Hi there,
I’m looking to create a PFSense router for my server rack that has 10Gb
My specs are as followed
Dual X5687 CPUs with 16GB RAM, 120G SSD Raid 1 and dual onboard 10Gb SFP+ a 10Gb Fibre card for my uplink.
Would this be suitable for a full 10Gb network?
Thanks!
(I’ll post my full rack setup in a week or so. :>)
Prolly not enough cpu. 10gb packet flows are prolly ok but 10gb traffic analysis takes a ton of CPU horsepower. Think about analyzing 1gb of traffic per second. The CPUs will be cutting it close. I did a rtr+dmz+lan and was unable to attain near wire speed between lan and dmz was around 600mb/sec. Upgraded to broadwell e v3 2x 8 core 3.2ghz and problem solved.
My calculations: 2Ghz x20 threads (minumum) for 10Gbps. I think your X5687s meet the minumum, but it depends, you plan to be at 10Gbps 24/7?
First of all, thanks for your hasty responses!
Would you agree it would be more optimal to move to something like a dual socket E5-2670 or E5-2690 based system?
Thanks!
Dual socket E5-2670 (sandy-bridge LGA2011) should be plenty. I would message wendell just to double check.

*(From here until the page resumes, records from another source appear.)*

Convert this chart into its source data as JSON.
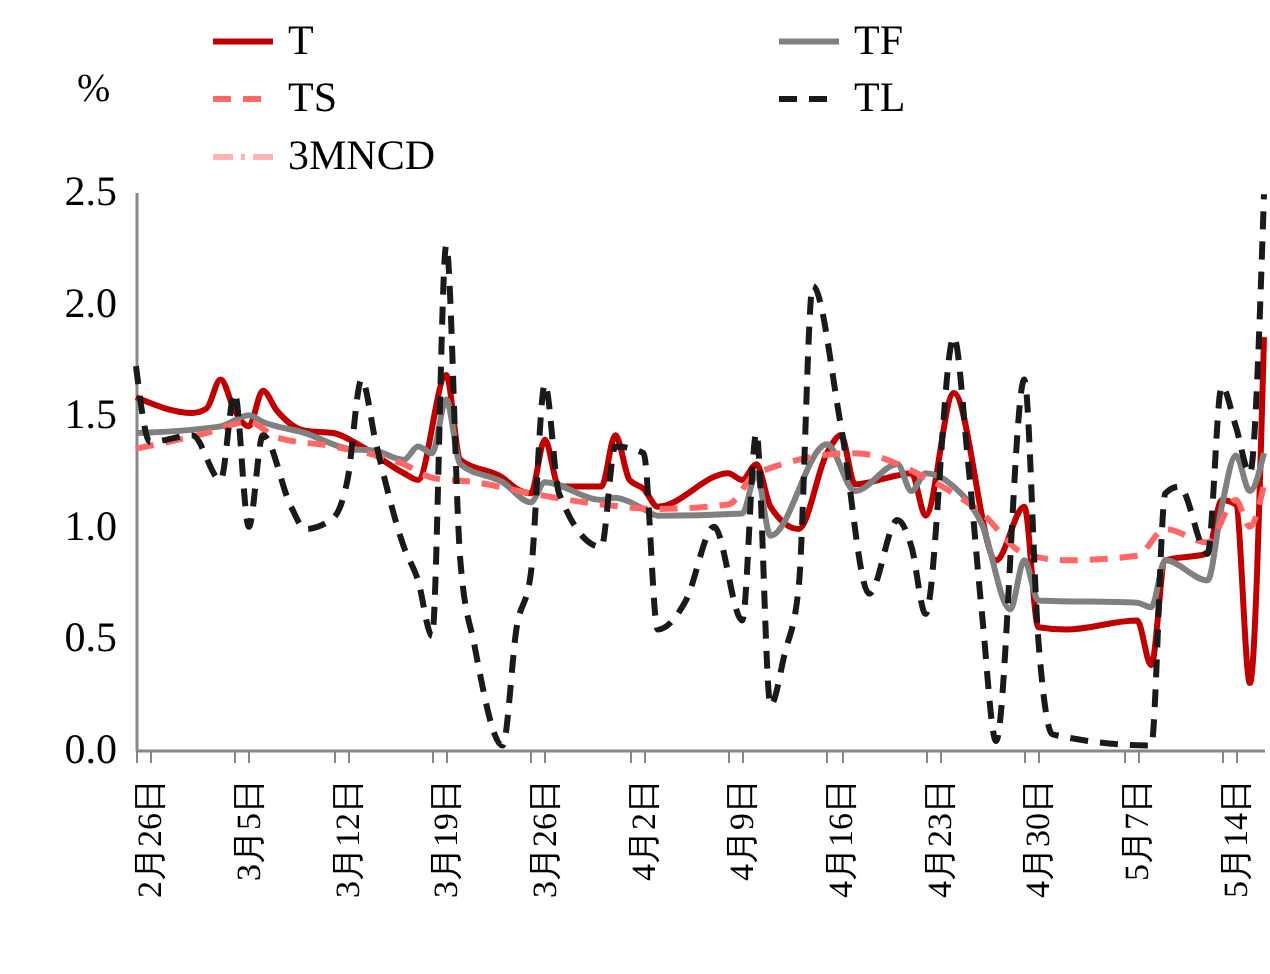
{
  "chart_data": {
    "type": "line",
    "ylabel": "%",
    "legend": "top",
    "grid": false,
    "xlim": [
      "--02-25",
      "--05-16"
    ],
    "xticks": [
      {
        "value": "--02-25",
        "label": null
      },
      {
        "value": "--02-26",
        "label": "2月26日"
      },
      {
        "value": "--03-04",
        "label": null
      },
      {
        "value": "--03-05",
        "label": "3月5日"
      },
      {
        "value": "--03-11",
        "label": null
      },
      {
        "value": "--03-12",
        "label": "3月12日"
      },
      {
        "value": "--03-18",
        "label": null
      },
      {
        "value": "--03-19",
        "label": "3月19日"
      },
      {
        "value": "--03-25",
        "label": null
      },
      {
        "value": "--03-26",
        "label": "3月26日"
      },
      {
        "value": "--04-01",
        "label": null
      },
      {
        "value": "--04-02",
        "label": "4月2日"
      },
      {
        "value": "--04-08",
        "label": null
      },
      {
        "value": "--04-09",
        "label": "4月9日"
      },
      {
        "value": "--04-15",
        "label": null
      },
      {
        "value": "--04-16",
        "label": "4月16日"
      },
      {
        "value": "--04-22",
        "label": null
      },
      {
        "value": "--04-23",
        "label": "4月23日"
      },
      {
        "value": "--04-29",
        "label": null
      },
      {
        "value": "--04-30",
        "label": "4月30日"
      },
      {
        "value": "--05-06",
        "label": null
      },
      {
        "value": "--05-07",
        "label": "5月7日"
      },
      {
        "value": "--05-13",
        "label": null
      },
      {
        "value": "--05-14",
        "label": "5月14日"
      }
    ],
    "ylim": [
      0,
      2.5
    ],
    "yticks": [
      {
        "value": 0,
        "label": "0.0"
      },
      {
        "value": 0.5,
        "label": "0.5"
      },
      {
        "value": 1,
        "label": "1.0"
      },
      {
        "value": 1.5,
        "label": "1.5"
      },
      {
        "value": 2,
        "label": "2.0"
      },
      {
        "value": 2.5,
        "label": "2.5"
      }
    ],
    "series": [
      {
        "name": "T",
        "color": "#c00000",
        "line_style": "solid",
        "x": [
          "--02-25",
          "--03-01",
          "--03-02",
          "--03-03",
          "--03-04",
          "--03-05",
          "--03-06",
          "--03-07",
          "--03-09",
          "--03-11",
          "--03-13",
          "--03-16",
          "--03-17",
          "--03-19",
          "--03-20",
          "--03-23",
          "--03-24",
          "--03-25",
          "--03-26",
          "--03-27",
          "--03-30",
          "--03-31",
          "--04-01",
          "--04-02",
          "--04-03",
          "--04-08",
          "--04-09",
          "--04-10",
          "--04-11",
          "--04-13",
          "--04-15",
          "--04-16",
          "--04-17",
          "--04-20",
          "--04-21",
          "--04-22",
          "--04-24",
          "--04-27",
          "--04-29",
          "--04-30",
          "--05-02",
          "--05-07",
          "--05-08",
          "--05-09",
          "--05-12",
          "--05-13",
          "--05-14",
          "--05-15",
          "--05-16"
        ],
        "values": [
          1.58,
          1.51,
          1.53,
          1.66,
          1.52,
          1.45,
          1.61,
          1.52,
          1.43,
          1.42,
          1.36,
          1.24,
          1.21,
          1.68,
          1.3,
          1.22,
          1.17,
          1.15,
          1.39,
          1.18,
          1.18,
          1.41,
          1.21,
          1.17,
          1.09,
          1.24,
          1.21,
          1.28,
          1.09,
          0.99,
          1.33,
          1.41,
          1.19,
          1.23,
          1.24,
          1.05,
          1.6,
          0.85,
          1.09,
          0.55,
          0.54,
          0.58,
          0.38,
          0.85,
          0.88,
          1.12,
          1.1,
          0.3,
          1.85
        ]
      },
      {
        "name": "TF",
        "color": "#808080",
        "line_style": "solid",
        "x": [
          "--02-25",
          "--03-03",
          "--03-05",
          "--03-06",
          "--03-09",
          "--03-12",
          "--03-14",
          "--03-16",
          "--03-17",
          "--03-18",
          "--03-19",
          "--03-20",
          "--03-23",
          "--03-25",
          "--03-26",
          "--03-30",
          "--03-31",
          "--04-02",
          "--04-03",
          "--04-09",
          "--04-10",
          "--04-11",
          "--04-15",
          "--04-17",
          "--04-20",
          "--04-21",
          "--04-22",
          "--04-24",
          "--04-26",
          "--04-28",
          "--04-29",
          "--04-30",
          "--05-07",
          "--05-08",
          "--05-09",
          "--05-12",
          "--05-13",
          "--05-14",
          "--05-15",
          "--05-16"
        ],
        "values": [
          1.42,
          1.45,
          1.5,
          1.47,
          1.42,
          1.35,
          1.34,
          1.3,
          1.36,
          1.33,
          1.57,
          1.28,
          1.2,
          1.11,
          1.2,
          1.12,
          1.13,
          1.08,
          1.05,
          1.06,
          1.24,
          0.96,
          1.37,
          1.16,
          1.28,
          1.16,
          1.24,
          1.18,
          1.01,
          0.63,
          0.85,
          0.67,
          0.66,
          0.64,
          0.85,
          0.76,
          1.09,
          1.32,
          1.16,
          1.33
        ]
      },
      {
        "name": "TS",
        "color": "#ff6666",
        "line_style": "dashed",
        "x": [
          "--02-25",
          "--03-02",
          "--03-05",
          "--03-07",
          "--03-11",
          "--03-16",
          "--03-18",
          "--03-21",
          "--03-25",
          "--03-30",
          "--04-03",
          "--04-08",
          "--04-10",
          "--04-17",
          "--04-22",
          "--04-26",
          "--04-29",
          "--05-02",
          "--05-07",
          "--05-09",
          "--05-12",
          "--05-14",
          "--05-15",
          "--05-16"
        ],
        "values": [
          1.35,
          1.42,
          1.47,
          1.4,
          1.36,
          1.28,
          1.22,
          1.2,
          1.15,
          1.1,
          1.08,
          1.1,
          1.24,
          1.33,
          1.22,
          1.06,
          0.88,
          0.85,
          0.87,
          0.99,
          0.93,
          1.12,
          1.0,
          1.19
        ]
      },
      {
        "name": "TL",
        "color": "#1a1a1a",
        "line_style": "dashed",
        "x": [
          "--02-25",
          "--02-26",
          "--03-01",
          "--03-03",
          "--03-04",
          "--03-05",
          "--03-06",
          "--03-08",
          "--03-09",
          "--03-11",
          "--03-12",
          "--03-13",
          "--03-14",
          "--03-16",
          "--03-17",
          "--03-18",
          "--03-19",
          "--03-20",
          "--03-21",
          "--03-23",
          "--03-24",
          "--03-25",
          "--03-26",
          "--03-27",
          "--03-30",
          "--03-31",
          "--04-02",
          "--04-03",
          "--04-05",
          "--04-07",
          "--04-09",
          "--04-10",
          "--04-11",
          "--04-12",
          "--04-13",
          "--04-14",
          "--04-16",
          "--04-18",
          "--04-20",
          "--04-21",
          "--04-22",
          "--04-24",
          "--04-25",
          "--04-26",
          "--04-27",
          "--04-29",
          "--04-30",
          "--05-01",
          "--05-08",
          "--05-09",
          "--05-10",
          "--05-12",
          "--05-13",
          "--05-14",
          "--05-15",
          "--05-16"
        ],
        "values": [
          1.72,
          1.38,
          1.41,
          1.21,
          1.6,
          1.0,
          1.41,
          1.09,
          0.99,
          1.04,
          1.21,
          1.66,
          1.38,
          0.91,
          0.76,
          0.51,
          2.26,
          0.85,
          0.47,
          0.02,
          0.55,
          0.79,
          1.64,
          1.15,
          0.91,
          1.36,
          1.33,
          0.54,
          0.67,
          1.0,
          0.58,
          1.42,
          0.2,
          0.43,
          0.73,
          2.08,
          1.45,
          0.7,
          1.03,
          0.91,
          0.61,
          1.85,
          1.3,
          0.61,
          0.04,
          1.66,
          0.49,
          0.07,
          0.02,
          1.15,
          1.18,
          0.88,
          1.63,
          1.45,
          1.24,
          2.49
        ]
      },
      {
        "name": "3MNCD",
        "color": "#ffb3b3",
        "line_style": "dashdot"
      }
    ]
  }
}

2670 would be far better than the x series xeons, for sure, just lower overall latency.
Depending on what you are doing, there can still be performance issues but I think for most reasonable things and a largeish rule table, you’d be ok
Do you really need 10Gbps traffic analysis?
I’m guessing this is for home/learning purposes, otherwise you’d probably not be planning to use rescued hardware… if so, you can learn how to man-in-the-middle https traffic just the same with 100Mbps as with 10Gbps… Actually, it might even be useful to learn how to setup multiple boxes in that case to do traffic analysis, (you could use VMs).
If deploying in a prod environment, I’d recommend you go with multiple machines – that way you lose only some of the capacity when you’re doing upgrades/maintenance or when machines go down.